PETA had hoped to place its brand-new billboard– showing a middle-aged couple next to the tagline “Meat Causes Cancer … Go Vegetarian”– in Southern Pines in time for the North Carolina Meat Processors Association Conference next week, but it was rejected by the area’s outdoor advertising company, despite the fact that the ad has been displayed in Baltimore, Houston, and Trenton, N.J. PETA wanted to remind residents that “an ounce of prevention is worth a pound of cure.”
Studies published in the American Journal of Gastroenterology, the International Journal of Cancer, the American Journal of Epidemiology, and many other medical periodicals provide evidence that eating meat increases a person’s risk of developing cancer and that a diet based on grains, fruits, and vegetables significantly decreases that risk. Consumption of meat and other animal products has also been linked to heart disease, strokes, obesity, and diabetes, as well as life-threatening bacterial infections such as salmonella, E. coli, and listeria. And of course, the best way to avoid contracting the human form of mad cow disease is to adopt a humane, environmentally friendly, healthful vegetarian diet.
Humans’ consumption of meat is hazardous to animals’ health, too. Animals on factory farms are subjected to mutilations and other forms of abuse from which cats and dogs are legally protected.
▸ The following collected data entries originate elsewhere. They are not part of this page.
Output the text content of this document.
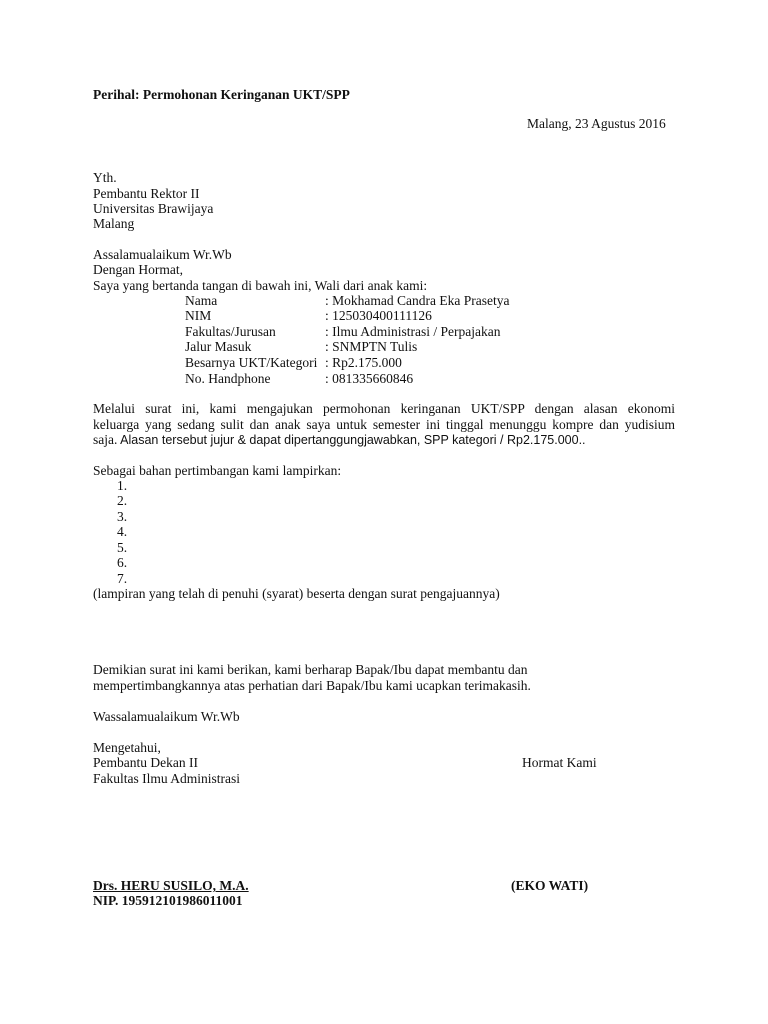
Perihal: Permohonan Keringanan UKT/SPP
Malang, 23 Agustus 2016
Yth.
Pembantu Rektor II
Universitas Brawijaya
Malang
Assalamualaikum Wr.Wb
Dengan Hormat,
Saya yang bertanda tangan di bawah ini, Wali dari anak kami:
Nama	: Mokhamad Candra Eka Prasetya
NIM	: 125030400111126
Fakultas/Jurusan	: Ilmu Administrasi / Perpajakan
Jalur Masuk	: SNMPTN Tulis
Besarnya UKT/Kategori : Rp2.175.000
No. Handphone	: 081335660846
Melalui surat ini, kami mengajukan permohonan keringanan UKT/SPP dengan alasan ekonomi
keluarga yang sedang sulit dan anak saya untuk semester ini tinggal menunggu kompre dan yudisium
saja. Alasan tersebut jujur & dapat dipertanggungjawabkan, SPP kategori / Rp2.175.000..
Sebagai bahan pertimbangan kami lampirkan:
1.
2.
3.
4.
5.
6.
7.
(lampiran yang telah di penuhi (syarat) beserta dengan surat pengajuannya)
Demikian surat ini kami berikan, kami berharap Bapak/Ibu dapat membantu dan
mempertimbangkannya atas perhatian dari Bapak/Ibu kami ucapkan terimakasih.
Wassalamualaikum Wr.Wb
Mengetahui,
Pembantu Dekan II
Fakultas Ilmu Administrasi
Drs. HERU SUSILO, M.A.
NIP. 195912101986011001
Hormat Kami
(EKO WATI)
Pigs are confined to concrete-floored stalls and have their tails cut off–and males suffer the additional abuse of castration–without anesthetics. Chickens are jam-packed into wire cages, and their sensitive beaks are sliced off so that they can’t peck each other from stress. Newborn calves are torn from their mothers and relegated to tiny, dark “veal crates.”
“It’s a lot easier–and cheaper–to prevent cancer than to treat it, simply by adopting a healthy, humane, vegetarian diet,” says PETA’s Vegan Campaign Director Bruce Friedrich. “Within 10 years, meat moguls will be in the dock, just as tobacco executives were a few years ago.”